Digg is shutting down—a minimum of for now. Simply two months after relaunching with an open beta, the once-influential social information website says it’s pulling the plug whereas it reassesses its technique.
The announcement got here from CEO Justin Mezzell in a message posted to the site’s homepage. The relaunch has been scrapped, he wrote, and the corporate has determined “to considerably downsize the Digg staff.” As the corporate figures out its subsequent transfer, Mezzell stated, Digg founder Kevin Rose will return to Digg on a full-time foundation beginning in April.
The shutdown marks one other twist within the lengthy, uneven historical past of a platform that after helped outline the early social net. Twenty-two years in the past—lengthy earlier than Reddit, YouTube, or Fb had been dominating folks’s time on-line—Digg was one of many hottest websites on the web, pioneering the idea of customers upvoting and downvoting the tales they favored and loathed essentially the most.

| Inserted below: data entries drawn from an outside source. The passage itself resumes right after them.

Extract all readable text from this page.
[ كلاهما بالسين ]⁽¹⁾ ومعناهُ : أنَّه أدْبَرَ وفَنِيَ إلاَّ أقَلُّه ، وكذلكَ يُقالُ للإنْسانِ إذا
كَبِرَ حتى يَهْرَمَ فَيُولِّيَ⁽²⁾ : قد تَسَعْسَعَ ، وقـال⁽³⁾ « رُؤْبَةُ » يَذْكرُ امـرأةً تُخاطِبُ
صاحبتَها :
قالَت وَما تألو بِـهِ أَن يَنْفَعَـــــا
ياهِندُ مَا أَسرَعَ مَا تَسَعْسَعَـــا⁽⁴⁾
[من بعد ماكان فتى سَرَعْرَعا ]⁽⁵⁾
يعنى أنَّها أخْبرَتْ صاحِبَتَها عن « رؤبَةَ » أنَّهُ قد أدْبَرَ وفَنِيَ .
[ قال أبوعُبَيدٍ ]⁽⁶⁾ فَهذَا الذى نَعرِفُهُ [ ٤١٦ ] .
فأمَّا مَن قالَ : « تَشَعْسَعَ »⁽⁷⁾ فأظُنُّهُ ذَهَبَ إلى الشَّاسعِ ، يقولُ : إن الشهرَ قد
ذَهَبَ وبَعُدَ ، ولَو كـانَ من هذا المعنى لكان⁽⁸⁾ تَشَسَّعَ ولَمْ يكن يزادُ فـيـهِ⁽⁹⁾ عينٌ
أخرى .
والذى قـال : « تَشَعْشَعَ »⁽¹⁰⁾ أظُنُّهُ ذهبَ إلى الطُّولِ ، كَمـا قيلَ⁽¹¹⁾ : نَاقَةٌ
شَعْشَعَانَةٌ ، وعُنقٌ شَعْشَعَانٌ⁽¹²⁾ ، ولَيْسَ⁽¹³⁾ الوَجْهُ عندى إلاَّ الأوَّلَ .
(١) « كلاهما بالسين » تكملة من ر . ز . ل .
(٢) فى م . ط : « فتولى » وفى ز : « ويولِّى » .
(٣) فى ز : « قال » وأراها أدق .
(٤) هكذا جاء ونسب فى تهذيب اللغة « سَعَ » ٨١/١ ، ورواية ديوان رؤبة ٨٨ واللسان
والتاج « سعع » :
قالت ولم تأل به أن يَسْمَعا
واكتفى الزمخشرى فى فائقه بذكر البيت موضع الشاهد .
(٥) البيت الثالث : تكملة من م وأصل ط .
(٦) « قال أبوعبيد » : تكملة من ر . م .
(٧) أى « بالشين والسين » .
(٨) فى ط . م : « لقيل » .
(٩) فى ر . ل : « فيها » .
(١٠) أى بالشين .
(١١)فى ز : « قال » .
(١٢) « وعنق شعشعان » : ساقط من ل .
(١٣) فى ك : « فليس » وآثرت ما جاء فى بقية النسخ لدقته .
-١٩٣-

Right this moment, although, the positioning has turn into an afterthought for a lot of customers.
Rose was answerable for constructing Digg, in its heyday of 2008, to an estimated worth of $160 million. A 2010 redesign was so unpopular, nonetheless, that the viewers migrated over to Reddit (which provided the same upvote/downvote performance). Rose sold the company in 2012 for simply $500,000.
Final 12 months, nonetheless, he and Reddit co-founder Alexis Ohanian bought Digg back with plans to revive it. Backed by True Ventures (the place Rose is a companion) and Ohanian’s Seven Seven Six, the revived Digg stated it could supply a human-centered expertise.
That has confirmed to be simpler stated than finished. Mezzell, in his be aware, stated the positioning was shortly overwhelmed by bots and AI when it relaunched as spammers seemed to spice up their web optimization rankings based mostly on Digg’s authority, which stays excessive with Google.
“Inside hours, we acquired a style of what we’d solely heard rumors about,” he wrote. “The web is now populated, in significant half, by subtle AI brokers and automatic accounts. We knew bots had been a part of the panorama, however we didn’t recognize the dimensions, sophistication, or velocity at which they’d discover us.”
Mezzell’s feedback appear to align with the “dead internet” theory that has been floating on-line for years. At its core, that line of considering argues that the human-created content material that powered the net within the Nineteen Nineties and 2000s has been changed with artificially created content material. (The argument acquired one other enhance earlier this 12 months with the debut of Moltbook, a social media website designed for AI brokers as an alternative of people.)
On the identical time, Digg stated it underestimated the loyalty customers had constructed up with competing websites. Luring them again after that they had been gone so lengthy proved difficult, particularly because the bots dominated the positioning.
Regardless of banning tens of 1000’s of accounts and placing up extra defenses, Digg was unable to cease the onslaught. Reasonably than letting human customers be duped by the bots, the corporate determined to tug the plug for now.
“When you’ll be able to’t belief that the votes, the feedback, and the engagement you’re seeing are actual, you’ve misplaced the inspiration a neighborhood platform is constructed on,” Mezzell wrote.
Whereas insisting that it wasn’t going away completely, Digg additionally acknowledged that it doesn’t actually know the place it’s going subsequent and didn’t give any estimate for when it could be again. Admitting it had not but discovered the proper product-market match, Digg stated its current Digg podcast will proceed and Rose will hopefully assist them discover a option to assemble a website that may fend off bots and AI brokers and keep true to that human-centric mission mentioned when he purchased again the positioning.
The issue is: nobody appears fairly positive how to do this.
“A small however decided staff is stepping as much as rebuild with a very reimagined angle of assault,” Mezzell wrote. “Positioning Digg as merely a substitute for incumbents wasn’t imaginative sufficient. That’s a race we had been by no means going to win. What comes subsequent must be genuinely completely different . . . Finally, the web wants a spot the place we will belief the content material and the folks behind it. We’re going to determine learn how to construct it.”